Facendo riferimento al volumetto oggetto dell’incontro, gli oratori ne sottolineano la semplicità del linguaggio e la ricchezza dei vocaboli. “L’ultimi vamparigghi” è stata l’ottava fatica letteraria di questo autore che ha vinto molti concorsi letterari. Assiduo frequentatore di circoli culturali amava recitare i suoi versi, tutti a memoria. Nelle sue liriche ci troviamo l’endecasillabo, le ottave ed i sonetti, tradizionali forme metriche ormai raramente applicate” (Santo Privitera). “Petralia si rivela scrigno prezioso poiché conserva e custodisce nelle sue poesie le nostre radici” (Ninni Magrì, autore della prefazione).
I suoni onomatopeici di un tempo riecheggiano in molti dei suoi componimenti: “’N munzeddu du’ sordiiii, / arricialativi ‘u cori, / frischi e duci su’ ‘sti bastarduniiii, / frischi e duciii suuu’….(Decianni).
Non mancano i riferimenti nostalgici in relazione al tempo trascorso: “Lu tempu comu nenti va vulannu / purtannusi d’appressu l’anni mei, / ogni annu ‘na fogghia va cascannu / di starvulu c’ammacia li so’ prei (Sirinata di l’anni mei).
"L'organicità della sua poetica è da ricercarsi nell'attenzione con cui volge lo sguardo sul mondo che lo circonda per coglierne gli aspetti più emblematici nel quotidiano, nella sua esperienza di vita dalla quale attinse a piene mani per raccontarsi"(Rosetta Di Bella).

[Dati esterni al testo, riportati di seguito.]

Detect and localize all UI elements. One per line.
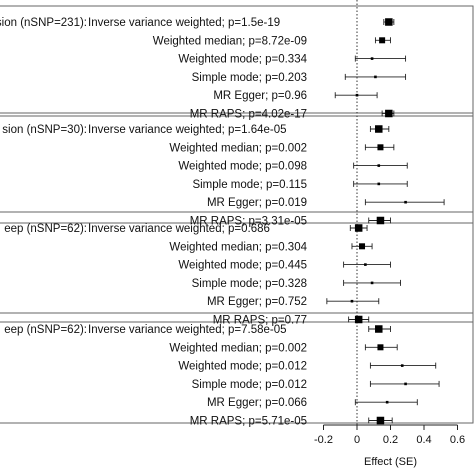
row-label: MR Egger; p=0.019: [207, 197, 307, 209]
point-estimate: [359, 243, 366, 250]
point-estimate: [376, 416, 385, 425]
row-label: Inverse variance weighted; p=1.64e-05: [88, 124, 287, 136]
point-estimate: [404, 200, 407, 204]
point-estimate: [379, 37, 386, 44]
point-estimate: [376, 216, 385, 225]
row-label: MR Egger; p=0.752: [207, 296, 307, 308]
point-estimate: [404, 382, 407, 386]
group-label-3: eep (nSNP=62):: [4, 223, 87, 235]
row-label: Weighted mode; p=0.334: [178, 54, 307, 66]
group-frame-4: [0, 312, 474, 424]
row-label: Inverse variance weighted; p=7.58e-05: [88, 324, 287, 336]
row-label: Weighted mode; p=0.445: [178, 260, 307, 272]
row-label: Weighted median; p=0.002: [169, 142, 307, 154]
row-label: MR RAPS; p=5.71e-05: [190, 416, 307, 428]
row-label: MR Egger; p=0.066: [207, 397, 307, 409]
x-tick-label: 0: [354, 434, 360, 446]
group-label-2: sion (nSNP=30):: [2, 124, 87, 136]
row-label: Weighted median; p=0.002: [169, 342, 307, 354]
row-label: Weighted median; p=8.72e-09: [153, 35, 307, 47]
x-axis: -0.2 0 0.2 0.4 0.6: [314, 424, 465, 446]
point-estimate: [370, 281, 374, 285]
x-axis-title: Effect (SE): [364, 456, 417, 468]
x-tick-label: 0.4: [416, 434, 431, 446]
row-label: Inverse variance weighted; p=1.5e-19: [88, 17, 280, 29]
group-frames: [0, 5, 474, 424]
row-label: Simple mode; p=0.012: [192, 379, 307, 391]
row-label: Weighted mode; p=0.098: [178, 161, 307, 173]
point-estimate: [385, 18, 393, 26]
x-tick-label: -0.2: [314, 434, 333, 446]
row-label: MR RAPS; p=4.02e-17: [190, 109, 307, 121]
point-estimate: [385, 400, 389, 404]
group-frame-2: [0, 112, 474, 224]
point-estimate: [375, 125, 383, 133]
point-estimate: [354, 315, 363, 324]
row-label: MR Egger; p=0.96: [213, 90, 307, 102]
x-tick-label: 0.6: [450, 434, 465, 446]
point-estimate: [375, 325, 383, 333]
row-label: MR RAPS; p=0.77: [213, 315, 307, 327]
point-estimate: [364, 263, 367, 266]
group-frame-3: [0, 211, 474, 323]
group-label-1: sion (nSNP=231):: [0, 17, 87, 29]
point-estimate: [374, 75, 377, 79]
point-estimate: [377, 144, 384, 151]
row-label: MR RAPS; p=3.31e-05: [190, 216, 307, 228]
point-estimate: [400, 364, 404, 367]
x-tick-label: 0.2: [383, 434, 398, 446]
point-estimate: [377, 182, 381, 186]
point-estimate: [355, 93, 359, 97]
point-estimate: [377, 164, 381, 167]
point-estimate: [377, 344, 384, 351]
point-estimate: [385, 109, 393, 118]
group-frame-1: [0, 5, 474, 117]
row-label: Weighted median; p=0.304: [169, 241, 307, 253]
point-estimate: [370, 57, 374, 60]
estimate-marks: [326, 18, 445, 425]
row-label: Simple mode; p=0.115: [192, 179, 307, 191]
row-label: Weighted mode; p=0.012: [178, 361, 307, 373]
row-label: Simple mode; p=0.328: [192, 278, 307, 290]
point-estimate: [354, 224, 363, 232]
row-labels: sion (nSNP=231): Inverse variance weighte…: [0, 17, 308, 428]
group-label-4: eep (nSNP=62):: [4, 324, 87, 336]
row-label: Inverse variance weighted; p=0.686: [88, 223, 270, 235]
point-estimate: [350, 299, 354, 303]
row-label: Simple mode; p=0.203: [192, 72, 307, 84]
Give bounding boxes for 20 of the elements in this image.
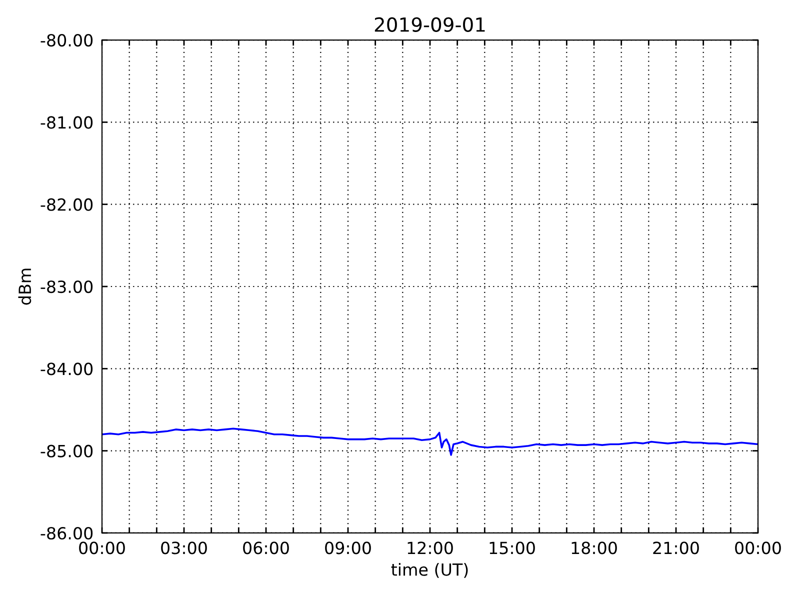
y-tick-label: -85.00 <box>40 444 93 458</box>
y-tick-label: -80.00 <box>40 34 93 47</box>
x-tick-label: 03:00 <box>161 542 207 554</box>
x-tick-label: 18:00 <box>572 542 617 554</box>
y-tick-label: -83.00 <box>40 280 93 294</box>
line-series <box>102 428 758 456</box>
x-tick-label: 21:00 <box>653 542 699 554</box>
x-tick-label: 09:00 <box>325 542 371 554</box>
x-tick-label: 06:00 <box>243 542 289 554</box>
y-tick-label: -84.00 <box>40 362 93 376</box>
y-axis-title: dBm <box>18 268 32 305</box>
chart-title: 2019-09-01 <box>374 17 485 32</box>
x-tick-label: 00:00 <box>735 542 781 554</box>
y-tick-label: -81.00 <box>40 116 93 129</box>
x-tick-label: 00:00 <box>79 542 125 554</box>
x-tick-label: 15:00 <box>490 542 535 554</box>
y-tick-label: -82.00 <box>40 198 93 211</box>
x-axis-title: time (UT) <box>391 563 468 578</box>
y-tick-label: -86.00 <box>40 526 93 540</box>
x-tick-label: 12:00 <box>408 542 453 554</box>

Pur non essendo mai stato refrattario ai profondi mutamenti sociali nel frattempo sopravvenuti, Petralia rimase fedele alle tradizioni letterarie che considerano aristotelicamente il verso sinolo di materia e forma. Nella sua sostanza, cioè. L'endecasillabo gli è stato fedele compagno di viaggio. La sua poesia ha attraversato indenne il '900 senza essere minimamente contagiata dai tanti tentativi di rinnovamento posti in essere dai movimenti nati dal secondo dopoguerra in poi. Oggi ce la ritroviamo più viva che mai nel solco della tradizione ma rinnovata nei temi, matura nella parola, rigorosa nella consueta impostazione metrica. Autore delle sillogi "Miscugghi di pinseri"(1987), "Varchi a mari"(1990), "Ali di Fantasia" (1997), "Muddicheddi"(2003); "L'urtimi Vamparigghi" ecc.